After a year in which world markets have sailed effortlessly through wars, invasions and geopolitical ferment, a storm of their own making may well be brewing. Investors have mostly held their nerve as headlines lurched from a new 'Cold War' in eastern Europe to conflict and Western intervention in the Middle East, the threatened break-up of the United Kingdom and secessionist risks in Europe.
More prosaic 'shocks' - a weather-related first-quarter slump in the United States, grinding deflationary angst in Europe and China's spluttering, unnerving slowdown - have largely been shrugged off too. With the exception of commodities, the swollen sea of liquidity pumped out by central banks has once again buoyed all boats. Ultra-safe US and German government bonds compete favourably with riskier Wall St, Shanghai or frontier stocks for best performing asset of the year so far.
And even as the US Federal Reserve halts its bond buying later this month and the Bank of England talks of higher interest rates, the market narrative has been that the European Central Bank and Bank of Japan will keep the global pool full by turning up their cash taps as the others stop and drain.
But even if that proves correct in time, there is anxiety that the coming months may uncover rocks just under the surface. The first problem is that the complete reversal of a monetary regime currently comprised of an expanding Fed balance sheet and a contracting ECB equivalent - however appropriate policywise - can only come about with a seismic shift in the world's main exchange rate.
That's already underway as we head into the fourth quarter, with euro/dollar near two-year lows and the dollar's broad index rocketing to four-year highs - depressing oil, commodities and many emerging markets and boosting cross-border financial volatility across the planet.
And for many of the biggest trading firms, this move is just beginning. Goldman Sachs, Barclays and Morgan Stanley reckon the euro/dollar rate could fall a further 20 percent, to parity, even if the baton is passed smoothly between the central banks.

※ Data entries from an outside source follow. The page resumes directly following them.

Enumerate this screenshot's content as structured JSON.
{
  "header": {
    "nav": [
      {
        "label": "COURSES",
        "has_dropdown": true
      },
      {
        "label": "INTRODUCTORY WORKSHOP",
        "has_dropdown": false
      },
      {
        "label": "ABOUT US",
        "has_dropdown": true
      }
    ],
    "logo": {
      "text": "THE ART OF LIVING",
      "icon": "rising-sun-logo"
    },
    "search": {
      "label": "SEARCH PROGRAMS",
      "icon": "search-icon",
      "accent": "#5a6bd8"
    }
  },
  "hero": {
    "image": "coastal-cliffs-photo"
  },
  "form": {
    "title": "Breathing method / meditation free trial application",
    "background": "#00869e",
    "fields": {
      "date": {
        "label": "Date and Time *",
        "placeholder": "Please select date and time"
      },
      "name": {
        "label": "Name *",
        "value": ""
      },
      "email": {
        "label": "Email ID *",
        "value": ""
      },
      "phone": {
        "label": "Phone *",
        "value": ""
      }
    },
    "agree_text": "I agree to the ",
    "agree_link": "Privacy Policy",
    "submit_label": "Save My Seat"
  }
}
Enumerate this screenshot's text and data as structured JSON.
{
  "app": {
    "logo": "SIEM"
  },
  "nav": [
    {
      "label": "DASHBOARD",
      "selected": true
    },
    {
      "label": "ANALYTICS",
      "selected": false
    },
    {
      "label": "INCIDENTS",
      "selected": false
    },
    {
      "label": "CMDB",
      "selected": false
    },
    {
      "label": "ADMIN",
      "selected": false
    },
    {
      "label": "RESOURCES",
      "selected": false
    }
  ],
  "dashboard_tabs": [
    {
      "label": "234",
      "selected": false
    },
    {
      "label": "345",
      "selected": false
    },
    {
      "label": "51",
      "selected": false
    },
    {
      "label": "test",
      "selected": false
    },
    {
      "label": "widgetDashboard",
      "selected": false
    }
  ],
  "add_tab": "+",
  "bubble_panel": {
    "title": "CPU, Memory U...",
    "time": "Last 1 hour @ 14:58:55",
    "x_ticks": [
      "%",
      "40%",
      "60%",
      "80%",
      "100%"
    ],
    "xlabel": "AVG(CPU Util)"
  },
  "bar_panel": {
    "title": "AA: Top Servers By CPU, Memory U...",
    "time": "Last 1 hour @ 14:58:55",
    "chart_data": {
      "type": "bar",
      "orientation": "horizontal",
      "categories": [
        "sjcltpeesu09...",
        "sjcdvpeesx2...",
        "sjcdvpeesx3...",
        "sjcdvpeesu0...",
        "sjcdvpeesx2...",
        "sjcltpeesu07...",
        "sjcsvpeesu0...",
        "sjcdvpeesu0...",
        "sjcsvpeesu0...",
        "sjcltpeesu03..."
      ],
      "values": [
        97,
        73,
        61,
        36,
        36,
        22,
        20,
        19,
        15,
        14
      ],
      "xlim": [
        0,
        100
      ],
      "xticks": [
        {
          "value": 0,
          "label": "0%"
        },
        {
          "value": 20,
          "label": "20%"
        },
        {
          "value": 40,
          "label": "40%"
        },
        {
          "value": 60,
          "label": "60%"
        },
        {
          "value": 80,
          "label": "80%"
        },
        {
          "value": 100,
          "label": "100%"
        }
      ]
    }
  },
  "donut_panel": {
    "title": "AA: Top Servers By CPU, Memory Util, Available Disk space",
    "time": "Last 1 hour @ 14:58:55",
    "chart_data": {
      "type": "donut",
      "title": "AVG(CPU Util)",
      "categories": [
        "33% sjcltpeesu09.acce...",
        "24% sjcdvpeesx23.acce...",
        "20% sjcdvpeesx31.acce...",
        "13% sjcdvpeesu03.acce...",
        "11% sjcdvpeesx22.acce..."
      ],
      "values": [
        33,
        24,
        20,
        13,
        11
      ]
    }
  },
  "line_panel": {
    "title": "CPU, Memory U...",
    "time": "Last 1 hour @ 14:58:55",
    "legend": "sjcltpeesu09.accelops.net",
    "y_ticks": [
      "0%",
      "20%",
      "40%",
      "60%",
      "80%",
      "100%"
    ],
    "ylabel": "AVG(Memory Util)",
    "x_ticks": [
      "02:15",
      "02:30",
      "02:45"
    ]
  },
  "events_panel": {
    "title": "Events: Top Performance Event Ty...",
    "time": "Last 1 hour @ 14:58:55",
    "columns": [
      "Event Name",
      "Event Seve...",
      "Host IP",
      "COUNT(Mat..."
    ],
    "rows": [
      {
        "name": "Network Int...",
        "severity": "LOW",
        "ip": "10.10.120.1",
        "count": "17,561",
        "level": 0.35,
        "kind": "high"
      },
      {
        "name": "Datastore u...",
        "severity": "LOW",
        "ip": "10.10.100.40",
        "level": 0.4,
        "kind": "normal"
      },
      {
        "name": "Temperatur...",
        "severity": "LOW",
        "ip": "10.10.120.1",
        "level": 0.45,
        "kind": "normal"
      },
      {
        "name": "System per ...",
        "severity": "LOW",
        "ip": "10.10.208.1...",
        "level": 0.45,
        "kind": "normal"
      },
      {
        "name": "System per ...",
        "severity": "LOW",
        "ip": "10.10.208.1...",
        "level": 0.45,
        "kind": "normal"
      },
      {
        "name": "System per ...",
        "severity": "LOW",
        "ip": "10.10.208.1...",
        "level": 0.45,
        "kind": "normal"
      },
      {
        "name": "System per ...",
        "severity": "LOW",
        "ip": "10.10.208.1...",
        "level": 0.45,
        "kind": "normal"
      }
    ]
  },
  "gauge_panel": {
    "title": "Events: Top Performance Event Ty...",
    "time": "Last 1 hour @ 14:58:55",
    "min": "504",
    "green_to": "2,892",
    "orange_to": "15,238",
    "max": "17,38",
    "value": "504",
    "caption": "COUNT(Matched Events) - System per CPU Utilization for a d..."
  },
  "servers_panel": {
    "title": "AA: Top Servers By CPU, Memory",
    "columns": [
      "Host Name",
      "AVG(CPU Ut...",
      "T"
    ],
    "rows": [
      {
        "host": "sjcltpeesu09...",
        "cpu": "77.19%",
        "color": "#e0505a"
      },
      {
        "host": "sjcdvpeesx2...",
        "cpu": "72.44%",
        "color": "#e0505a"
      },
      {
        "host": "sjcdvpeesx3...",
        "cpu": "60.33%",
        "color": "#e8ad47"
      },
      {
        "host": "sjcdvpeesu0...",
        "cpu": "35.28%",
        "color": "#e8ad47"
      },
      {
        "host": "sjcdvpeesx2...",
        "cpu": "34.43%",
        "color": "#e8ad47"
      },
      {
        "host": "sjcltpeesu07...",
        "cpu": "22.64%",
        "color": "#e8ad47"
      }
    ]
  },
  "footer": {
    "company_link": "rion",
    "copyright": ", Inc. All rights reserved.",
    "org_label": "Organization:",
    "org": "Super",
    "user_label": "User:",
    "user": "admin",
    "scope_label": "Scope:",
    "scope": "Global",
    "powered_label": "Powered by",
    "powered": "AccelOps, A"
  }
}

BNP's head equity strategist Gerry Fowler reckons there's a chance of a considerable monetary hiccup before the year is out. "The market is currently complacent enough to be surprised by a lull in liquidity in the coming months," he warned clients.
Fowler's argument is that while the Fed turns off the taps this month, significant net new liquidity from the ECB, BoJ or even the People's Bank of China may not materialise until 2015. "The tailwind of new money is likely to be dramatically lower for a few months." Combine this with a surge in supply of private sector securities this year - including Chinese internet firm Alibaba's record $25 billion new equity sale last month, or talk that Anheuser-Busch Inbev may finance a possible $122 billion bid for rival brewer SABMiller with loans and bonds - and you have a recipe for repricing of already historically expensive assets.
Data compiled by Thomson Reuters shows world-wide equity capital market deals - from flotations to rights issues - totalled $678.1 billion in the first nine months of 2014, a quarter more than the same period last year and the highest since 2007. European deals hit their highest since 1980. Initial public offerings stole the limelight, almost doubling from last year to hit $176.1 billion world-wide. Total global bond issuance was up 2 percent to $4.4 trillion in the first nine months, with corporate bond sales up 6 percent to $2.5 trillion and new emerging market debt already more than in the whole of 2013 at $456 billion.
At the very least investors fear volatility is on the rise if a Fed retreat from quantitative easing is not quickly matched by the other central banks. And these gyrations by themselves could hasten a pullback from riskier assets, including pricey equity, junk bonds, emerging markets and even government bonds. Only European equities, which could get a badly-needed earnings lift from a weaker euro, might dodge the bullet - but even these markets may well see US funds retreating.
If investors are surprised by financial storm, it won't be because they weren't warned. Financial watchdogs have been waving a red flag about overstretched markets for the past year and stressed concerns again this month. "There are increased signs of complacency in financial markets, in part reflecting search for yield amidst exceptionally accommodative monetary policies," Bank of England governor Mark Carney said last week, citing conclusions of the G20's Financial Stability Board which he chairs. "Volatility has become compressed and asset valuations stretched across a growing number of markets, increasing the risk of a sharp reversal."